Undergoing liver transplant surgery
After Cervantes learned he’d need to find a living donor, he spoke to his colleagues to get the word out.
It didn’t take long for the news to reach Lewis. As expected, she brought it up to Cervantes on a ride home and offered to donate. Cervantes told her no, but she persisted, until he agreed.
When the day of the surgery came in March 2002, Lewis, then 46, went in on blind faith and a sense of adventure. The procedure took a tremendous toll on her body, and she required rest and help from loved ones before returning to work five months later.
Her selflessness moved Cervantes beyond words.
“There are no words to convey all the gratitude I feel for Rosie,” Cervantes says. “Without her, I would not be here.”
Our [living-donor liver transplant] program is one of the largest and most successful programs in the U.S. — as well as the only program in Southern California offering liver recipients this lifesaving option.Yuri Genyk, MD, Co-Director, USC Transplant Institute
Life with a new liver
Cervantes faced a tougher recovery.
His posttransplant doctor, Jeffrey Kahn, MD, monitored him with regular blood tests and liver biopsies. Eventually, the care team confirmed that Cervantes’ liver health was excellent, and it has remained so for many years.
Seven years ago, Kahn — who is also medical director of the USC Liver Transplant Program at Keck Medicine — prescribed a new drug to fight hepatitis C. The drug eradicated the virus and cured Cervantes of hepatitis C, protecting his liver from future damage.
While newer resources are available to help transplant participants recover, Cervantes never recovered his former energy and had to retire from the airline industry. But he soon began volunteering at the South Pasadena Senior Center, which led to a role on the city’s senior commission and a job in public safety.

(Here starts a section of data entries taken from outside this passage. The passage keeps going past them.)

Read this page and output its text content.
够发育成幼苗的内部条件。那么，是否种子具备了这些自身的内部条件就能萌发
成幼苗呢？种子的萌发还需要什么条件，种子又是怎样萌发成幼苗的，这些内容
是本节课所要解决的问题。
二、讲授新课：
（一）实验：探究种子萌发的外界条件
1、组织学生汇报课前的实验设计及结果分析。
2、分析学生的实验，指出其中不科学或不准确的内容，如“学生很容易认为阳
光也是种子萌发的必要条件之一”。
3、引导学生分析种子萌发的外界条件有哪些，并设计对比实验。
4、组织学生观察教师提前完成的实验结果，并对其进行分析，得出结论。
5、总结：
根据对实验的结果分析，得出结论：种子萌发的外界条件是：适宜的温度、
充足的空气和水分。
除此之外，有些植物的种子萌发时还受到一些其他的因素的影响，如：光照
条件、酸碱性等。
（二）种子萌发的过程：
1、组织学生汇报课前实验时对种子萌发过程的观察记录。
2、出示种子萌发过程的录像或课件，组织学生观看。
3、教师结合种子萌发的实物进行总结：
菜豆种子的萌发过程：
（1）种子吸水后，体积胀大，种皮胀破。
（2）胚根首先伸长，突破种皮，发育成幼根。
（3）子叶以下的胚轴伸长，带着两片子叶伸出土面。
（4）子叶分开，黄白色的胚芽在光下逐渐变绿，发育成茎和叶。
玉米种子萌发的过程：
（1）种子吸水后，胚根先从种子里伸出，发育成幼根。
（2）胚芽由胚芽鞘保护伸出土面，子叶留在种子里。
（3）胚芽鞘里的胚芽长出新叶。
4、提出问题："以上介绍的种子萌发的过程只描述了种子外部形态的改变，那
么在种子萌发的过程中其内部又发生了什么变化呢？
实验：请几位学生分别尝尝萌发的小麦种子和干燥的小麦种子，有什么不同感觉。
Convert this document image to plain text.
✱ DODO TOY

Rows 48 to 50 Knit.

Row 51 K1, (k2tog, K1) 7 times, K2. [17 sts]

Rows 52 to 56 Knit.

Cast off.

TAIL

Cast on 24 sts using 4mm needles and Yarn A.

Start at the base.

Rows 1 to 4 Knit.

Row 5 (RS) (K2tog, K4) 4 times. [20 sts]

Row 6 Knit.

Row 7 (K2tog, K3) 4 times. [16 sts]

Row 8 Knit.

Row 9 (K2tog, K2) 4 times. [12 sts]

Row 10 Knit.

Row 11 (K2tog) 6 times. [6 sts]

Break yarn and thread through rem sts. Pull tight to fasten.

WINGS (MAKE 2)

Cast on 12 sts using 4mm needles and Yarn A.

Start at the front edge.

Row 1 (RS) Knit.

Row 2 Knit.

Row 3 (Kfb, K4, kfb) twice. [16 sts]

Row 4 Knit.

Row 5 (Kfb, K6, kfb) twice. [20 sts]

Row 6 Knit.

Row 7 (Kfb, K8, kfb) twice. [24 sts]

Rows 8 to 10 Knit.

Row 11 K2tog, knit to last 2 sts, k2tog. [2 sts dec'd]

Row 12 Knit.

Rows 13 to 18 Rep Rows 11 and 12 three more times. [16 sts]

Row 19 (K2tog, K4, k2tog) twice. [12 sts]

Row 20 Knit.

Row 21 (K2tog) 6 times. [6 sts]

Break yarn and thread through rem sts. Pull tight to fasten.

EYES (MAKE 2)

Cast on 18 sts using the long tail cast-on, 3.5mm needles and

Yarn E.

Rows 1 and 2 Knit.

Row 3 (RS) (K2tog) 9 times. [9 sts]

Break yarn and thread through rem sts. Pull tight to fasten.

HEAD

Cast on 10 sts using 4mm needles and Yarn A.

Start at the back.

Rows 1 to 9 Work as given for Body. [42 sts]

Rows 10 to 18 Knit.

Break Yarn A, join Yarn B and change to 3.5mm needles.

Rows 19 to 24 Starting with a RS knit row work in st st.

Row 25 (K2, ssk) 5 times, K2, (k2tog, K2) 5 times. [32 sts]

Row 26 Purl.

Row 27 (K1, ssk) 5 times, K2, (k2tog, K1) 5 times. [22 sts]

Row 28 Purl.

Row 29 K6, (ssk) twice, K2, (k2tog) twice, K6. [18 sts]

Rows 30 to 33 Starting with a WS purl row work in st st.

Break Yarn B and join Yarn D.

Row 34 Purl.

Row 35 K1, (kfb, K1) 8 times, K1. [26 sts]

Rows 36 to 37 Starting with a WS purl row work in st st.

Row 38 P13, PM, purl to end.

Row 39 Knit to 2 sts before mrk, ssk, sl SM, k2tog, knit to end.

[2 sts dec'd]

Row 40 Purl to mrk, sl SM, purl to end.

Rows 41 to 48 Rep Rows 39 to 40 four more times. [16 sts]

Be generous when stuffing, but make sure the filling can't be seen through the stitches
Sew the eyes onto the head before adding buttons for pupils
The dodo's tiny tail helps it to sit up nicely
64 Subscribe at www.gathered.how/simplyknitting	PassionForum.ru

The innovations that aided Cervantes’ recovery were only part of the evolution of living liver transplants co-led by Keck Medicine.
“Our program is one of the largest and most successful programs in the U.S. — as well as the only program in Southern California offering liver recipients this lifesaving option,” Genyk says.
A friendship for life
Cervantes and Lewis have considered each other family ever since the procedure. She even got married at his house. While the pandemic has prevented the friends from spending time together, they regularly talk on the phone.
Lewis considers her experience a spiritual one that has connected her to Cervantes in a profound way.
“It’s like gaining a new family member when you’re old,” Lewis says. “You’re tied together.”